Plus tard, le domaine passa aux mains de M. de Boullongne ; plus tard, M. Young voulut y établir un phalanstère, et enfin, après la chute du phalanstère, qui vécut l’espace d’un matin, à la manière des roses, on eut tant de peine à chercher vainement des acquéreurs, qu’un instant il fut question de morceler la propriété et de la vendre en détail. Sur ces entrefaites, les religieux de l’ordre de Saint-Joseph, d’Oullins (Rhône), conçurent le projet d’essaimer et de former à Cîteaux l’établissement pénitentiaire que nous y voyons. M. Sauzet de Lyon, qui fut président de la Chambre des députés, [page 27] les aida de ses conseils et de son influence dans cette grande entreprise.

L’abbé Rey fut chargé de l’affaire. C’était un maître homme, cet abbé Rey ; il savait se multiplier sous toutes les formes et dans tous les rôles, tour à tour homme d’affaires, homme d’Église, homme du monde, industriel, bûcheron, jetant le froc, endossant la blouse et s’employant à l’abatage des grands chênes, comme s’il n’avait jamais eu d’autre métier.
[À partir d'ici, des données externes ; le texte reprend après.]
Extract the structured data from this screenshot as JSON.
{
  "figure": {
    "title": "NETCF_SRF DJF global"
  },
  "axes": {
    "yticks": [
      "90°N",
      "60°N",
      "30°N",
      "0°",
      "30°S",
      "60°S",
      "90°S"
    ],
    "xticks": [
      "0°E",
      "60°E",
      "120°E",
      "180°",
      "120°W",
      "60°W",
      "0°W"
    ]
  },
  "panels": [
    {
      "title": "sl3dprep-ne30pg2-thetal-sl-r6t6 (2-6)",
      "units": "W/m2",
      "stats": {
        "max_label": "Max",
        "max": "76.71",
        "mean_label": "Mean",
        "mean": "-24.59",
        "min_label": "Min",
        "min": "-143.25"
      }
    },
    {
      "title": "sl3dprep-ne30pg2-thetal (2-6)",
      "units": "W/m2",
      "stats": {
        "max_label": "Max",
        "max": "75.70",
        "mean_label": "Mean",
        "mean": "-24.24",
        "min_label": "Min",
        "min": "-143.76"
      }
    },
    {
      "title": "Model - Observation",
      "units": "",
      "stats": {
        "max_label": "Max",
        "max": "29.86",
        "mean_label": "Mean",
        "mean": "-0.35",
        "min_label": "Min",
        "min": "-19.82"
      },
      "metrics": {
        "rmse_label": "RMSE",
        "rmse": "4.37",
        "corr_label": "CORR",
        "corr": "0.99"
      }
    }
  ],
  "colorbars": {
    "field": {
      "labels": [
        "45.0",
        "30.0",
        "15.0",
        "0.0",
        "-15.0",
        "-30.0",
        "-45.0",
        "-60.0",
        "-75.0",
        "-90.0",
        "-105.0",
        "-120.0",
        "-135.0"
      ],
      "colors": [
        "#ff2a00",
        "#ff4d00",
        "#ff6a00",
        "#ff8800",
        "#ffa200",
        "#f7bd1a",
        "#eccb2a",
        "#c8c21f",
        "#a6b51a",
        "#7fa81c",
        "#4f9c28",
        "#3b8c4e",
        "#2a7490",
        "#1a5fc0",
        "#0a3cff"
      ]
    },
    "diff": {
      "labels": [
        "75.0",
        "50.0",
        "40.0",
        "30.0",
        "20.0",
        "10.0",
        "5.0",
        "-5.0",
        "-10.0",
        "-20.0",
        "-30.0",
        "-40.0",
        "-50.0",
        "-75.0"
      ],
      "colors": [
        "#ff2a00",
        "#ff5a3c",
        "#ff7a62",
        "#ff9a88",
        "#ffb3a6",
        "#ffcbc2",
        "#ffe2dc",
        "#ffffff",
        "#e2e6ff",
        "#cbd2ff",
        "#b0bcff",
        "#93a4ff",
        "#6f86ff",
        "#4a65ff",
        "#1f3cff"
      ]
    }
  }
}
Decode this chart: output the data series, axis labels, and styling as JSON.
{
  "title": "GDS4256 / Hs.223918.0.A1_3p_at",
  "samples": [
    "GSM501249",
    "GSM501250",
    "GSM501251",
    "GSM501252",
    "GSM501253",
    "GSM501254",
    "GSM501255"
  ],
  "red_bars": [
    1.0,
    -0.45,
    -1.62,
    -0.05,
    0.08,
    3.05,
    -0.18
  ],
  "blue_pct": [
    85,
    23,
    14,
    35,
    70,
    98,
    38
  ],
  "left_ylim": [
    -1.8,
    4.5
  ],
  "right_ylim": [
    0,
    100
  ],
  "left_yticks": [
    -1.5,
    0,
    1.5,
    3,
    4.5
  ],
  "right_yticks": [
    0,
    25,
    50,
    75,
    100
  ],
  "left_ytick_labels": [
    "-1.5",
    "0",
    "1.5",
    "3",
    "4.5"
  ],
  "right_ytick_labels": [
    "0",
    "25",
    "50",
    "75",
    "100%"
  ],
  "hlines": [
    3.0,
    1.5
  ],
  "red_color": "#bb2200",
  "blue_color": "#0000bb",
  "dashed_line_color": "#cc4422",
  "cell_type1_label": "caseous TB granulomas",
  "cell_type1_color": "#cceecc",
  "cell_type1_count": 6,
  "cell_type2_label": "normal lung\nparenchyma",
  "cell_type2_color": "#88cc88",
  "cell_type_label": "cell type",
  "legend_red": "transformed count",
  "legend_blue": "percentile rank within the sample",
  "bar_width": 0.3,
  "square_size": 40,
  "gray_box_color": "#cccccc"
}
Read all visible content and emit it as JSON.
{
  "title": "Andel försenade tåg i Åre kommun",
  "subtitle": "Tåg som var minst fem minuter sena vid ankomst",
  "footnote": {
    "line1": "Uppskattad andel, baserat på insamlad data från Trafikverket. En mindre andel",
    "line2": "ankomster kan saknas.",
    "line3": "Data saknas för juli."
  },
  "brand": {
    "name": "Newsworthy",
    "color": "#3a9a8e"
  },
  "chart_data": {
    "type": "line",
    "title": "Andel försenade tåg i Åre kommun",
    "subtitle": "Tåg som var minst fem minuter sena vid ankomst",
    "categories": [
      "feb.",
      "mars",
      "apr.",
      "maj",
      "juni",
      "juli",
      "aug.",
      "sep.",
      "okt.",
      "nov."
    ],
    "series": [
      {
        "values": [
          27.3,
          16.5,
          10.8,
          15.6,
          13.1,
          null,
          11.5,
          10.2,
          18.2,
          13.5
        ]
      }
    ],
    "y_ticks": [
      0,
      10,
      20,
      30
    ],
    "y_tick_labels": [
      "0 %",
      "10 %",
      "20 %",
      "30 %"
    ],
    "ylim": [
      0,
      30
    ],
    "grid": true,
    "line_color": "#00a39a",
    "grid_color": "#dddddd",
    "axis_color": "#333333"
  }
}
Je parlai de l’acquisition de Cîteaux par les religieux de Saint-Joseph dans le journal que je rédigeais à Dijon en 1846-47. J’en parlai en journaliste qui ne voyait pas sans déplaisir se former un nid de moines dans le canton de Nuits. Il n’y avait rien d’agressif dans la nouvelle que je donnais. Néanmoins, l’abbé Rey me fit une visite au journal, visite de voisin à voisin, toute de politesse dans la forme, mais au fond doublée certainement de l’arrière-pensée qu’il est utile de jeter aux mauvais chiens un os à ronger. L’os, en cette affaire, était maigre, puisqu’il consistait en un simple procédé d’urbanité que je payai de retour en annonçant à M. Rey que je lui rendrais sa visite à Cîteaux. Des naïfs nous auraient pris pour une paire d’amis, surtout quand l’abbé me dit d’un ton bon enfants :

– Il doit vous rester de temps en temps des numéros sans emploi qui ne vous sont d’aucune utilité. Je les lirais avec plaisir, faites-moi donc l’amitié de m’en donner quelques-uns et de m’en envoyer par la poste quand vous y songerez.

[page 28] – Monsieur l’abbé, répondis-je, je m’aperçois que vous ne connaissez pas encore bien les usages de la Côte-d’Or. Chez nous, quand un riche étranger visite un chantier pour la première fois, il n’en sort pas sans payer sa bienvenue. Un bureau de journal est un chantier comme un autre, et la moindre bienvenue que j’attends du nouveau propriétaire de Cîteaux, c’est un abonnement de trois mois. Notez, Monsieur l’abbé, qu’il y a trois semaines je suis allé voir votre établissement et que mon intention était de laisser ma petite pièce à vos frères. Mais vous étiez absent, et je n’ai rien vu de ce que je voulais voir. Je me suis adressé vainement aux ouvriers que vous appelez vos frères ; ils étaient trois par trois. Je leur parlai ; ils se regardaient entre eux, puis ils me regardaient sans répondre un traître mot.

– C’est la règle de la maison, fit l’abbé.

– Mais, lui demandai-je, où recrutez-vous donc ces gens-là ?

– Dans le Forez ; je n’en ai pas un de la Côte-d’Or.

– Je ne vous cache point que vous me faites plaisir en me disant cela. Dans tous les cas, vous noterez que si je n’ai pas payé ma bienvenue chez vous, c’est la faute de votre monde et non la mienne. Ici, au contraire, vous avez trouvé, en entrant, un garçon de bureau à qui vous avez parlé et qui vous a répondu. C’est aussi la règle de notre maison ; vous devez au gérant un abonnement de trois mois.

L’abbé Rey était pris. Il eut beau répondre qu’il [page 29] qu’il n’avait versé que 40,000 francs sur la propriété de Cîteaux, qu’il redevait un million, qu’il était dans un grand embarras. Je répliquai qu’il en sortirait, et il emporta sa quittance de trois mois au Courrier de la Côte-d’Or.

Mais, de retour à Cîteaux, l’ordre fut donné au portier de retenir le mauvais journal et de ne pas enlever la bande.